Le droit européen s’est adapté et a aussi contribué à l’émergence de cette conception extensive de la vie privée. Selon la Cour européenne des droits de l’Homme, celle-ci englobe non seulement l’intégrité physique et morale de la personne, mais aussi « un droit pour l’individu de nouer et développer des relations avec ses semblables »[xviii] et un droit à l’épanouissement individuel. « Au droit de la ‘vie privée personnelle’, vient désormais s’ajouter le droit à la ‘vie privée sociale’ »[xix]. Ce qui inclut, dans ce champ, le droit de développer des activités professionnelles[xx], d’acquérir une nationalité[xxi], de préserver sa vie privée sur son lieu de travail[xxii], mais aussi un droit à l’identité et à l’autodétermination personnelles[xxiii]. A ces droits nouveaux correspond l’émergence de droits sinon « défensifs », du moins plus ancrés dans l’exercice des facultés d’autodétermination des personnes, compte tenu des risques de dissémination subreptices des données personnelles. S’est ainsi développé un droit tendant à la maîtrise de l’utilisation et de la communication des données personnelles.

 

II. Face aux transformations contemporaines de la sphère privée, des équilibres nouveaux doivent être recherchés et peuvent conduire à l’élaboration de standards internationaux communs.

A.  La protection de la sphère privée doit être conciliée avec les intérêts du public et la sauvegarde des intérêts publics.

1. Un équilibre doit, en premier lieu, être trouvé entre, d’une part, la liberté de la presse et le droit du public à être pleinement informé et, d’autre part, la protection de la vie privée et de l’intimité d’une personne, même agissant dans un contexte public.

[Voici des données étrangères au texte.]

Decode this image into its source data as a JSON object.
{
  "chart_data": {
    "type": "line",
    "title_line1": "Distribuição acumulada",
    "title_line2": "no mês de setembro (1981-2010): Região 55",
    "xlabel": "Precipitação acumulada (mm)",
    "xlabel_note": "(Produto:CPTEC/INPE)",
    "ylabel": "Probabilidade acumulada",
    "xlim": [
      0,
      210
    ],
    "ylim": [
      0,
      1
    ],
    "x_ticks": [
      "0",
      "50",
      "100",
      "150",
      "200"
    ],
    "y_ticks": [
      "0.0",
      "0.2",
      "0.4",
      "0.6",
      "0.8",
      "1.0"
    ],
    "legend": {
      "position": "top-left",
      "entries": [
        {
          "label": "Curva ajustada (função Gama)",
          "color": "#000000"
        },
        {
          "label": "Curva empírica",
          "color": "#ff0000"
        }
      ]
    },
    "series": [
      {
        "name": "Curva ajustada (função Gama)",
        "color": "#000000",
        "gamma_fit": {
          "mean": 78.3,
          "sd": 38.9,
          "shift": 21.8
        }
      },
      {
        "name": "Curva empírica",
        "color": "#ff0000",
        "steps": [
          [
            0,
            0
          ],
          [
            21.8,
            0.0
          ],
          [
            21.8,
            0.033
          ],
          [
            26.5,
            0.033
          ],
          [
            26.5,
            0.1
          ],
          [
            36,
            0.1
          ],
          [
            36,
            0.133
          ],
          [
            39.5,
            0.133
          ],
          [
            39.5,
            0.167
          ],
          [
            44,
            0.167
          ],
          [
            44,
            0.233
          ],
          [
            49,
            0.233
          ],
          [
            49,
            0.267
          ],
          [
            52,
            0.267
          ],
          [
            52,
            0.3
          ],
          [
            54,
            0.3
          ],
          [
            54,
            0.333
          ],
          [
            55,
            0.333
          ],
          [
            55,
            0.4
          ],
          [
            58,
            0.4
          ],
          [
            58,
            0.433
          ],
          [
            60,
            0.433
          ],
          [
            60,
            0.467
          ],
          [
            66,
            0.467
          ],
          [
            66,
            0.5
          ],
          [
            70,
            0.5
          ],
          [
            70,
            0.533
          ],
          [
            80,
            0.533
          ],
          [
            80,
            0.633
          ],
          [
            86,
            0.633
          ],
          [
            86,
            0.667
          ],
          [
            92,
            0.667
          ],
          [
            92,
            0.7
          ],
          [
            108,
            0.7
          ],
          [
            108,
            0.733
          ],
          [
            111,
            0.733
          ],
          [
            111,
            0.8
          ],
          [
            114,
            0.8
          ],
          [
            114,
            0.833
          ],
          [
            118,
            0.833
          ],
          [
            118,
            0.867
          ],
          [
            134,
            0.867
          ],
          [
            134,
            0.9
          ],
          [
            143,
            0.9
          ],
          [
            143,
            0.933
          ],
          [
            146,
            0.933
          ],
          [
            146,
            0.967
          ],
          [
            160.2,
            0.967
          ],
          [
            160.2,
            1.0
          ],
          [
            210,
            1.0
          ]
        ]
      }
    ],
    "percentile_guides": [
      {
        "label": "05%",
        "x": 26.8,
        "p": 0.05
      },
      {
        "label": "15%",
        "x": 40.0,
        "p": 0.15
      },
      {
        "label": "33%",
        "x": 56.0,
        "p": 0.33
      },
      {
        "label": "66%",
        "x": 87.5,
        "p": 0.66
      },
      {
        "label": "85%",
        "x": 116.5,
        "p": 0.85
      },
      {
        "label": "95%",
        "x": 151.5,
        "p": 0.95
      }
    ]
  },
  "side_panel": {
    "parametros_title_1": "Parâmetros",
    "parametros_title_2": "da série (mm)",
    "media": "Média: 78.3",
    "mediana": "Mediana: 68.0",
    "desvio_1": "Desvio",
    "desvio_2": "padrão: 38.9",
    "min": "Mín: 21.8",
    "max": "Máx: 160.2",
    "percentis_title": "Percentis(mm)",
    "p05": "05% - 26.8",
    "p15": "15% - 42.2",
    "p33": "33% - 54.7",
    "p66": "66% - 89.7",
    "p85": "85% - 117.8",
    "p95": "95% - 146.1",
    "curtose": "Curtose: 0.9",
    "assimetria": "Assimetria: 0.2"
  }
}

Pour y parvenir, une mise en balance très fine des différents intérêts en présence doit être opérée in concreto et au cas par cas, à l’aide d’une grille d’analyse de référence. La jurisprudence de la Cour suprême du Japon a défini à cet égard un ensemble de critères, pour trancher un conflit entre le droit au respect de la vie privée et le droit à l’information des tiers. Elle autorise ainsi la révélation d’informations à caractère privé par des organes de presse, lorsque cette révélation concerne un sujet d’intérêt public, est réalisée au bénéfice du public et avec la conviction que les informations divulguées sont authentiques et fondées sur des éléments suffisamment objectifs[xxiv]. Ce raisonnement juridique s’apparente à celui tenu par les juridictions européennes. Dans son arrêt Von Hannover du 24 juin 2004, la Cour européenne des droits de l’Homme a en effet précisé qu’une protection effective de la vie privée ne pouvait être fondée, comme en droit allemand, sur le seul critère de « l’isolement spatial » de l’individu concerné[xxv]. Elle a précisé, dans un arrêt de Grande chambre Von Hannover du 7 février 2012, qu’en cas de mise en balance du droit à la liberté d’expression de la presse et du droit au respect de la vie privée, doivent être pris en compte la contribution à un débat d’intérêt général, la notoriété de la personne visée et son comportement antérieur, ainsi que le contenu, la forme, les circonstances et les répercussions de la publication litigieuse[xxvi]. Si ce cadre d’appréciation est désormais stabilisé et largement admis, son application au cas par cas n’en est pas moins délicate, compte tenu du large spectre d’informations que couvre la notion de « débat d’intérêt général »[xxvii]. Nous assistons à cet égard à une intensification des risques de conflits horizontaux, avec la diversification des espaces publics d’expression et la multiplication des informations et données à caractère personnel. La sphère privée est devenue plus transparente et accessible, mais aussi plus réduite et vulnérable.

2. Un second équilibre doit être recherché entre la protection de la sphère privée et la sauvegarde de l’intérêt général, dont les autorités publiques ont la charge.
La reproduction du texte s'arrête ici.